NEAR Intents Tops 550K Monthly Users As Cross-Chain Demand Builds


NEAR Intents has surpassed 550,000 unique users over the past 30 days, giving NEAR one of its clearest adoption signals in the chain-abstraction race.

The milestone shows that intent-based execution is moving beyond a technical narrative and into repeat user activity. NEAR Intents lets users request an outcome, such as swapping one asset for another, while solvers compete to complete the transaction through the best available route. That structure reduces the need for users to manually bridge assets, switch networks or manage fragmented liquidity across multiple chains.

The user milestone follows another major activity marker for the protocol. NEAR Intents recently crossed $20 billion in all-time volume, with the live explorer showing more than $20.7 billion in cumulative volume and more than $2.3 billion in 30-day volume. Together, the figures point to growing usage across both wallet count and transaction value.

Chain Abstraction Gets A Stronger Usage Test

The 550,000-user figure matters because chain abstraction has often been pitched as a user-experience fix without enough live data to prove durable demand.
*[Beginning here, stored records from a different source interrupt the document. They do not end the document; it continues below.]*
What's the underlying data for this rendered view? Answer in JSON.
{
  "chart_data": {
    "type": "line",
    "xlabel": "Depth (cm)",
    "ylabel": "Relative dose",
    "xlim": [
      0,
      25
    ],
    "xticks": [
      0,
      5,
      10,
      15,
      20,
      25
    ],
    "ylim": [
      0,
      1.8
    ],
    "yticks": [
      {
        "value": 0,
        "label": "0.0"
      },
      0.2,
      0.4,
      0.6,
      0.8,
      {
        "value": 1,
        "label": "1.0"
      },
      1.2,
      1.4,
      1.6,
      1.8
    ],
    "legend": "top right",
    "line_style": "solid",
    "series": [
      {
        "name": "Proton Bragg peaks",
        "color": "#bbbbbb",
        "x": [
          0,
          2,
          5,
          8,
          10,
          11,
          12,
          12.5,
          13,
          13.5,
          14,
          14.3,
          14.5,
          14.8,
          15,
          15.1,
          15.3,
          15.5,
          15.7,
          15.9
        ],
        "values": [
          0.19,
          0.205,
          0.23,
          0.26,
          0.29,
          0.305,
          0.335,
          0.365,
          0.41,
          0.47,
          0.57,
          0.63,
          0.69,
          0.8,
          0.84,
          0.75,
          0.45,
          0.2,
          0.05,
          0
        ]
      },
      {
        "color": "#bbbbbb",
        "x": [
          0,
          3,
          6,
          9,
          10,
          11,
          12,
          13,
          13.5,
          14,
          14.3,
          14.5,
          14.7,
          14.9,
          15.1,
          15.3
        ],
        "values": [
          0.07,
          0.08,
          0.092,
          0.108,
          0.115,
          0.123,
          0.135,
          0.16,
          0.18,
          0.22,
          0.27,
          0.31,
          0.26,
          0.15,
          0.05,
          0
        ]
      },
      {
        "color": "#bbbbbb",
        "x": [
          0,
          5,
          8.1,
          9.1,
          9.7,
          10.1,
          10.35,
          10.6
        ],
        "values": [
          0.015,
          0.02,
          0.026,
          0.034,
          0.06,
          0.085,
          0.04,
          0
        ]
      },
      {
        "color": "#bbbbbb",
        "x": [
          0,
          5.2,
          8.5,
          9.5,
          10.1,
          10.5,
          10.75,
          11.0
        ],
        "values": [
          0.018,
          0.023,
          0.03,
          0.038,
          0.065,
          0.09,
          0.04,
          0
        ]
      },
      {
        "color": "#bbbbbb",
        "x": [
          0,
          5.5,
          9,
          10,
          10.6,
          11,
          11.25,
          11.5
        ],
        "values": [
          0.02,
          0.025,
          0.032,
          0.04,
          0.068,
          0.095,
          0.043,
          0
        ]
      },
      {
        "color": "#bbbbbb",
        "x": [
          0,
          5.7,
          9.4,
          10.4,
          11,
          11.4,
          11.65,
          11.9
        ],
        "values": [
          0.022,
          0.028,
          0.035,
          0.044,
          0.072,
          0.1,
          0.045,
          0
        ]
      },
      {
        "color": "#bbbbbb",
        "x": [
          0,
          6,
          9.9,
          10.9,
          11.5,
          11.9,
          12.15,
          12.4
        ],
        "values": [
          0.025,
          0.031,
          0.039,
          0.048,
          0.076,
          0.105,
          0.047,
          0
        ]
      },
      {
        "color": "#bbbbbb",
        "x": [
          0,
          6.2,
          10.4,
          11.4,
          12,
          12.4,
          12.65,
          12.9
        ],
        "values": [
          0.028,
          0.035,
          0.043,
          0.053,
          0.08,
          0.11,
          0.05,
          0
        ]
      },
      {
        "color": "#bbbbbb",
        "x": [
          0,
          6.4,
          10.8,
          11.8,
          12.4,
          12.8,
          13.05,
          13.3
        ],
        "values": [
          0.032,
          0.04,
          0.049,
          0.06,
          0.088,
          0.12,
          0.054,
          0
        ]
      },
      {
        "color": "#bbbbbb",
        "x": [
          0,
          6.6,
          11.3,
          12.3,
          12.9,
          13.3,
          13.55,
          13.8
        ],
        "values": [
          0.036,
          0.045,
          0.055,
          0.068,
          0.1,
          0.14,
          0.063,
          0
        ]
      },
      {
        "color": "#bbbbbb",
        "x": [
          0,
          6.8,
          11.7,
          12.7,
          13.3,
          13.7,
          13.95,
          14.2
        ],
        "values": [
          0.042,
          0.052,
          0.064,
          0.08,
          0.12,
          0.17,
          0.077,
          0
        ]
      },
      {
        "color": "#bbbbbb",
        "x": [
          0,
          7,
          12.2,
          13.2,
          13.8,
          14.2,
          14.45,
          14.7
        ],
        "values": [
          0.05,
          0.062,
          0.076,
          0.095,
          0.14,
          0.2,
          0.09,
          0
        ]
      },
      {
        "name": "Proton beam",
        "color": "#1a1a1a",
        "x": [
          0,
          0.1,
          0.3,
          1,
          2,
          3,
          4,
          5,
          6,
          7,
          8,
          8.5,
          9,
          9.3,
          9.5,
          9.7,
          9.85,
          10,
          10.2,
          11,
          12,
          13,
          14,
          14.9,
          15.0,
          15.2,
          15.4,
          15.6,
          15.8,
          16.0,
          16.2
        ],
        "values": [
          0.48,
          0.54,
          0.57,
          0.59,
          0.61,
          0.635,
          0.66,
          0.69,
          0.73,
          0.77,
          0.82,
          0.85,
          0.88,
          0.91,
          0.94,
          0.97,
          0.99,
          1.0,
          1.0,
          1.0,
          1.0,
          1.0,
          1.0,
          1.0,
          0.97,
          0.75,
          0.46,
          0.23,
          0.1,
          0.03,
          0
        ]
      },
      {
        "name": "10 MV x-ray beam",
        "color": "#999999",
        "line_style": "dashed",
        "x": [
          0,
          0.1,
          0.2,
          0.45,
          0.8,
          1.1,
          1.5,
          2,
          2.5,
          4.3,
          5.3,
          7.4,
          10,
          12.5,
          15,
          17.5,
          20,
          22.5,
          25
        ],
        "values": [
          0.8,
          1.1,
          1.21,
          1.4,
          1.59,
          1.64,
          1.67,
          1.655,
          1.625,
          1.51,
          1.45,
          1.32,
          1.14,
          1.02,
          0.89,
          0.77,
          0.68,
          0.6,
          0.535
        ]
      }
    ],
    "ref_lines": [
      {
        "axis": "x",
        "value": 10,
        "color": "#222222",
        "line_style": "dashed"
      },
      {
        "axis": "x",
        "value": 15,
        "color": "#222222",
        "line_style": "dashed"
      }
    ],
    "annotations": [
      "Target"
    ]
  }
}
NEAR Intents is giving the market a cleaner test. Users do not need to care which chain provides liquidity or which execution route is used. They only need the transaction to complete quickly, securely and at a competitive price.

That model fits the direction crypto apps are moving. Wallets, exchanges and front ends increasingly want to hide bridge complexity while still giving users access to assets across Bitcoin, Ethereum, Solana, NEAR and other networks. NEAR’s own Intents page frames the system as a transaction layer for users, dApps, protocols and AI agents that need value to move across chains with less friction.

The same strategy is now spreading into more active trading products. NEAR recently added Hyperliquid perpetual futures with 35-chain deposits, giving users a route from multichain assets into leveraged markets through near.com. That integration turns chain abstraction into a direct trading flow rather than only a swap or bridge experience.

Cross-Chain Market Is Splitting Between Winners And Survivors

The milestone arrives while the wider interoperability market becomes more selective. Some cross-chain products are gaining volume and users, while others are struggling to support infrastructure costs, liquidity coverage and distribution. The recent Mynth wind-down of Novaswap showed how difficult the category can be when usage does not scale quickly enough.

NEAR Intents sits on the stronger side of that split for now. Its monthly user count, volume growth and integration pipeline suggest that solver-based routing can attract demand when the user experience is simple and liquidity routes are broad enough.

The next test is whether those users keep returning after the headline milestone. Monthly wallet growth is useful, but recurring volume, active distribution partners, solver competition, low failed-transaction rates and clear fee capture will decide whether NEAR Intents becomes lasting cross-chain infrastructure or just another strong usage spike in a crowded interoperability market.